Britain joined the United States on Tuesday, declaring that it cannot support a new Palestinian draft proposal calling for peace with Israel within a year and an end of the Israeli occupation of Palestinian territories by late 2017.

Jordan on Tuesday circulated to the UN Security Council a draft resolution prepared by the Palestinians, who said they want it put to a vote before Thursday. Washington said it could not support the draft because it was not constructive and failed to address Israel's security needs.

British UN Ambassador Mark Lyall Grant was asked by reporters whether his delegation could support the Palestinian draft.

"Well no," he said. "There's some difficulties with the text, particularly language on time scales, new language on refugees. So I think we would have some difficulties."



Lyall Grant did not explicitly threaten to use Britain's veto power to help block the Palestinian text if it is put to a vote. Western diplomats have said that if the draft is voted on before the new year it will likely fail to muster the required minimum nine yes votes for adoption.

That would mean neither Britain nor the United States would need to use their vetoes. Washington will not hesitate use its veto to strike down the Palestinian measure if necessary, council diplomats said.

All 22 Arab delegations endorsed the Palestinian draft on Monday, though Jordanian Ambassador Dina Kawar, the sole Arab representative on the 15-nation council, said she would personally have liked more time to consult on the draft.

The Arab delegations were meeting later on Tuesday to discuss when to put the Palestinian draft to a vote. Timing for a possible vote remains unclear.

Israel has said a Security Council vote, following the collapse in April of US-brokered talks on Palestinian statehood, would deepen the conflict. It supports negotiations but rejects third-party time lines.

The Palestinians, frustrated by the lack of progress on peace talks, have sought to internationalize the issue by seeking UN membership and recognition of statehood via membership in international organizations.

Washington, council diplomats say, has made clear it does not want a resolution on the Israeli-Palestinian issue voted on before Israel's election in March.
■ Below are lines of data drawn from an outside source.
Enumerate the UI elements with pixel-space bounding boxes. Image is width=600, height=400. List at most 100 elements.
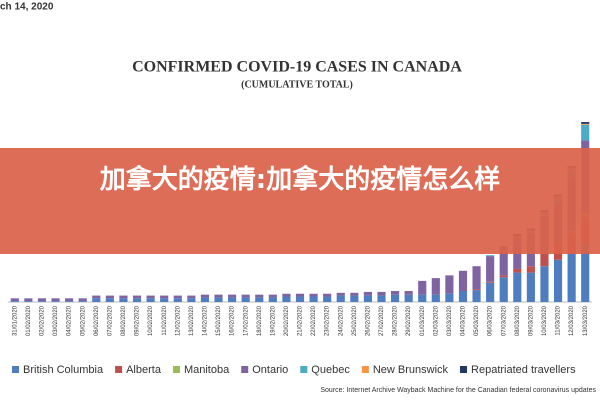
bar-segment: [160, 298, 169, 302]
x-tick-label: 10/03/2020: [542, 305, 548, 336]
legend-swatch: [172, 366, 180, 373]
x-tick-label: 11/03/2020: [556, 305, 562, 335]
bar-segment: [160, 295, 169, 299]
x-tick-label: 13/02/2020: [189, 305, 195, 336]
bar-segment: [472, 289, 481, 291]
bar-segment: [363, 295, 372, 302]
bar-segment: [309, 296, 318, 302]
x-tick-label: 09/02/2020: [135, 305, 141, 336]
bar-segment: [336, 295, 345, 302]
bar-segment: [173, 298, 182, 302]
bar-segment: [486, 255, 495, 257]
bar-segment: [187, 298, 196, 302]
bar-segment: [581, 123, 590, 125]
bar-segment: [214, 294, 223, 298]
bar-segment: [445, 275, 454, 294]
legend-label: New Brunswick: [373, 364, 449, 376]
bar-segment: [581, 124, 590, 141]
bar-segment: [499, 277, 508, 302]
x-tick-label: 29/02/2020: [406, 305, 412, 336]
x-tick-label: 07/03/2020: [501, 305, 507, 336]
x-tick-label: 02/03/2020: [433, 305, 439, 336]
x-tick-label: 03/02/2020: [53, 305, 59, 336]
bar-segment: [472, 266, 481, 290]
x-tick-label: 17/02/2020: [243, 305, 249, 336]
x-tick-label: 10/02/2020: [148, 305, 154, 336]
bar-segment: [377, 295, 386, 302]
bar-segment: [350, 295, 359, 302]
bar-segment: [146, 298, 155, 302]
x-tick-label: 27/02/2020: [379, 305, 385, 336]
bar-segment: [105, 298, 114, 302]
legend-swatch: [115, 366, 123, 373]
bar-segment: [499, 275, 508, 278]
x-tick-label: 18/02/2020: [257, 305, 263, 336]
x-tick-label: 24/02/2020: [338, 305, 344, 336]
x-tick-label: 05/02/2020: [80, 305, 86, 336]
bar-segment: [486, 282, 495, 302]
bar-segment: [228, 294, 237, 298]
bar-segment: [431, 278, 440, 295]
bar-segment: [268, 297, 277, 302]
bar-segment: [24, 301, 33, 302]
x-tick-label: 07/02/2020: [107, 305, 113, 336]
bar-segment: [282, 296, 291, 302]
x-tick-label: 13/03/2020: [583, 305, 589, 336]
bar-segment: [146, 295, 155, 299]
bar-segment: [486, 281, 495, 283]
x-tick-label: 19/02/2020: [270, 305, 276, 336]
bar-segment: [513, 272, 522, 302]
bar-segment: [526, 272, 535, 302]
x-tick-label: 04/02/2020: [67, 305, 73, 336]
legend-label: Quebec: [311, 364, 350, 376]
bar-segment: [119, 295, 128, 299]
bar-segment: [78, 298, 87, 302]
bar-segment: [119, 298, 128, 302]
x-tick-label: 11/02/2020: [162, 305, 168, 335]
chart-title: CONFIRMED COVID-19 CASES IN CANADA: [132, 59, 462, 76]
legend-label: Alberta: [126, 364, 162, 376]
bar-segment: [567, 253, 576, 302]
bar-segment: [241, 297, 250, 302]
legend-swatch: [241, 366, 249, 373]
x-tick-label: 05/03/2020: [474, 305, 480, 336]
bar-segment: [323, 296, 332, 302]
bar-segment: [323, 293, 332, 297]
bar-segment: [540, 253, 549, 267]
bar-segment: [418, 294, 427, 302]
bar-segment: [282, 293, 291, 297]
bar-segment: [350, 292, 359, 296]
bar-segment: [581, 243, 590, 302]
bar-segment: [336, 292, 345, 296]
x-tick-label: 16/02/2020: [230, 305, 236, 336]
bar-segment: [255, 297, 264, 302]
x-tick-label: 20/02/2020: [284, 305, 290, 336]
bar-segment: [173, 295, 182, 299]
bar-segment: [255, 294, 264, 298]
x-tick-label: 15/02/2020: [216, 305, 222, 336]
bar-segment: [268, 294, 277, 298]
legend-swatch: [300, 366, 308, 373]
bar-segment: [526, 266, 535, 273]
bar-segment: [37, 301, 47, 302]
bar-segment: [377, 291, 386, 296]
legend-label: Repatriated travellers: [471, 364, 576, 376]
legend-label: Manitoba: [184, 364, 230, 376]
bar-segment: [37, 298, 47, 302]
bar-segment: [92, 295, 101, 299]
x-tick-label: 23/02/2020: [325, 305, 331, 336]
legend-swatch: [361, 366, 369, 373]
bar-segment: [309, 293, 318, 297]
bar-segment: [472, 290, 481, 302]
bar-segment: [78, 301, 87, 302]
bar-segment: [445, 293, 454, 302]
chart-subtitle: (CUMULATIVE TOTAL): [241, 79, 353, 90]
legend-label: Ontario: [252, 364, 288, 376]
x-tick-label: 01/03/2020: [420, 305, 426, 336]
x-tick-label: 08/02/2020: [121, 305, 127, 336]
bar-segment: [513, 268, 522, 273]
bar-segment: [200, 297, 210, 302]
x-tick-label: 08/03/2020: [515, 305, 521, 336]
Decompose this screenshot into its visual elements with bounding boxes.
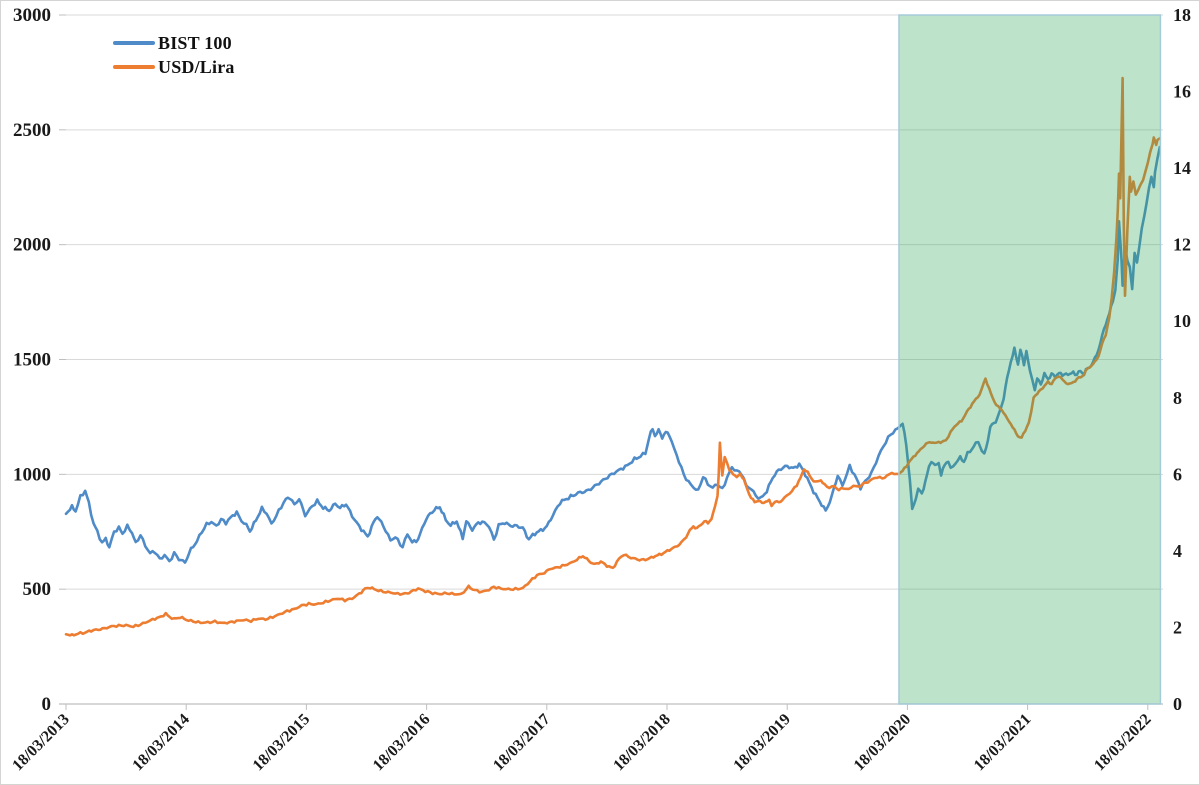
- y-left-tick-label: 500: [23, 579, 52, 600]
- legend-label-usdlira: USD/Lira: [158, 56, 235, 77]
- y-left-tick-label: 2500: [13, 120, 51, 141]
- series-line-bist100: [64, 145, 1162, 564]
- x-tick-label: 18/03/2013: [9, 711, 73, 775]
- y-left-tick-label: 0: [42, 694, 52, 715]
- legend-item-usdlira: USD/Lira: [113, 55, 235, 79]
- x-tick-label: 18/03/2014: [129, 711, 193, 775]
- legend: BIST 100 USD/Lira: [113, 31, 235, 79]
- series-line-usdlira: [64, 76, 1162, 637]
- y-right-tick-label: 0: [1173, 694, 1182, 714]
- usdlira-line-swatch-icon: [113, 65, 155, 69]
- highlight-region: [898, 14, 1162, 705]
- y-left-tick-label: 2000: [13, 235, 51, 256]
- legend-label-bist100: BIST 100: [158, 32, 232, 53]
- x-tick-label: 18/03/2016: [370, 711, 434, 775]
- x-tick-label: 18/03/2020: [851, 711, 915, 775]
- y-right-tick-label: 2: [1173, 617, 1182, 637]
- x-tick-label: 18/03/2019: [730, 711, 794, 775]
- legend-item-bist100: BIST 100: [113, 31, 235, 55]
- bist100-line-swatch-icon: [113, 41, 155, 45]
- y-right-tick-label: 8: [1173, 388, 1182, 408]
- y-right-tick-label: 4: [1173, 541, 1182, 561]
- x-tick-label: 18/03/2015: [250, 711, 314, 775]
- y-right-tick-label: 16: [1173, 82, 1191, 102]
- y-left-tick-label: 3000: [13, 5, 51, 26]
- y-right-tick-label: 10: [1173, 311, 1191, 331]
- y-left-tick-label: 1500: [13, 350, 51, 371]
- y-right-tick-label: 14: [1173, 158, 1191, 178]
- x-tick-label: 18/03/2018: [610, 711, 674, 775]
- x-tick-label: 18/03/2022: [1091, 711, 1155, 775]
- x-tick-label: 18/03/2017: [490, 711, 554, 775]
- y-right-tick-label: 6: [1173, 464, 1182, 484]
- x-tick-label: 18/03/2021: [971, 711, 1035, 775]
- y-right-tick-label: 18: [1173, 5, 1191, 25]
- y-right-tick-label: 12: [1173, 235, 1191, 255]
- y-left-tick-label: 1000: [13, 464, 51, 485]
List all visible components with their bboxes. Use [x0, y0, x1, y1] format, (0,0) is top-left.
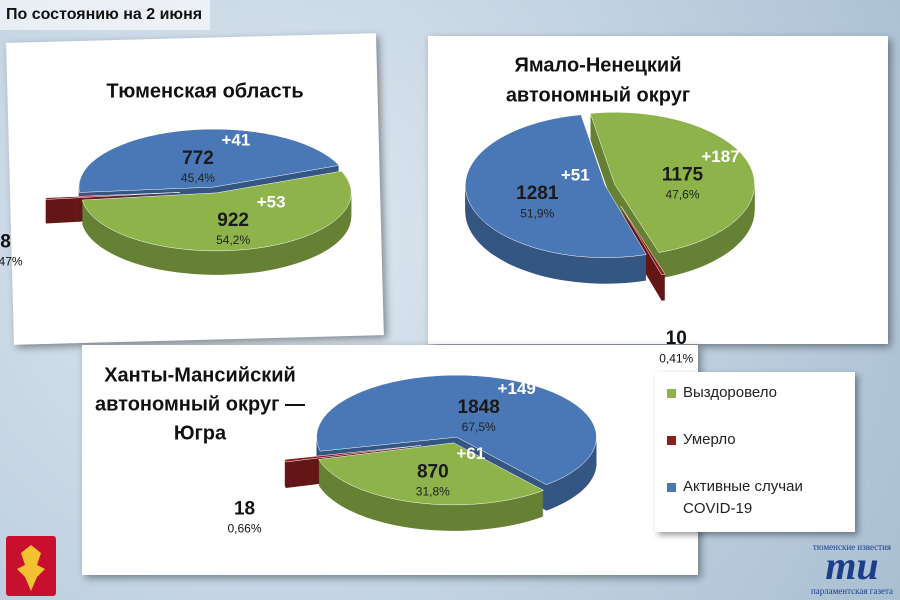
increase-label: +187: [701, 147, 739, 166]
legend-item: Выздоровело: [667, 382, 839, 404]
legend-label: Умерло: [683, 431, 736, 448]
chart-title: автономный округ: [506, 84, 690, 106]
chart-title: Тюменская область: [106, 80, 303, 102]
pie-side: [284, 446, 421, 463]
pie-slice: [81, 170, 352, 252]
count-label: 1848: [458, 397, 500, 418]
pie-slice: [465, 114, 647, 258]
increase-label: +51: [561, 166, 590, 185]
increase-label: +61: [456, 444, 485, 463]
percent-label: 67,5%: [462, 420, 496, 434]
percent-label: 0,41%: [659, 351, 693, 365]
percent-label: 45,4%: [181, 171, 215, 185]
legend-swatch: [667, 389, 676, 398]
logo-bottom: парламентская газета: [811, 586, 893, 596]
count-label: 870: [417, 461, 449, 482]
chart-title: Югра: [174, 422, 227, 444]
legend: Выздоровело Умерло Активные случаи COVID…: [655, 372, 855, 532]
count-label: 922: [217, 210, 249, 231]
pie-slice: [590, 112, 755, 253]
pie-side: [45, 194, 181, 202]
pie-side: [45, 193, 181, 201]
legend-swatch: [667, 483, 676, 492]
increase-label: +41: [222, 130, 251, 149]
pie-slice: [620, 205, 666, 276]
legend-item: Активные случаи COVID-19: [667, 476, 819, 520]
pie-slice: [78, 128, 340, 193]
pie-slice: [284, 445, 421, 463]
count-label: 1175: [662, 164, 704, 185]
chart-title: Ханты-Мансийский: [104, 364, 296, 386]
percent-label: 0,66%: [228, 521, 262, 535]
legend-label: Активные случаи COVID-19: [683, 478, 803, 517]
count-label: 18: [234, 498, 255, 519]
percent-label: 54,2%: [216, 233, 250, 247]
count-label: 1281: [516, 183, 559, 204]
chart-title: Ямало-Ненецкий: [514, 54, 681, 76]
legend-item: Умерло: [667, 429, 839, 451]
chart-title: автономный округ —: [95, 393, 305, 415]
count-label: 8: [0, 231, 11, 252]
percent-label: 51,9%: [520, 206, 554, 220]
legend-swatch: [667, 436, 676, 445]
logo-top: тюменские известия: [813, 542, 891, 552]
coat-of-arms: [6, 536, 56, 596]
increase-label: +53: [257, 192, 286, 211]
pie-slice: [45, 192, 181, 200]
logo-mark: ти: [825, 543, 878, 588]
pie-slice: [318, 442, 545, 506]
header: По состоянию на 2 июня: [6, 6, 202, 23]
percent-label: 0,47%: [0, 255, 23, 269]
header-bg: [0, 0, 210, 30]
count-label: 10: [666, 328, 687, 349]
increase-label: +149: [498, 379, 536, 398]
percent-label: 31,8%: [416, 485, 450, 499]
count-label: 772: [182, 148, 214, 169]
legend-label: Выздоровело: [683, 384, 778, 401]
percent-label: 47,6%: [665, 188, 699, 202]
pie-slice: [316, 374, 597, 485]
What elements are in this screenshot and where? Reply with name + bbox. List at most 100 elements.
The Palestinian draft resolution, obtained by Reuters, calls for negotiations to be based on territorial lines that existed before Israel captured the West Bank, east Jerusalem and the Gaza Strip in the 1967 Middle East war.

It also calls for a peace deal within 12 months, ending Israeli occupation by the end of 2017.

An earlier Palestinian draft called for Jerusalem to be the shared capital of Israel and a Palestinian state. The final proposal reverts to a harder line, saying only that East Jerusalem will be Palestine's capital and calling for an end to Israeli settlement building.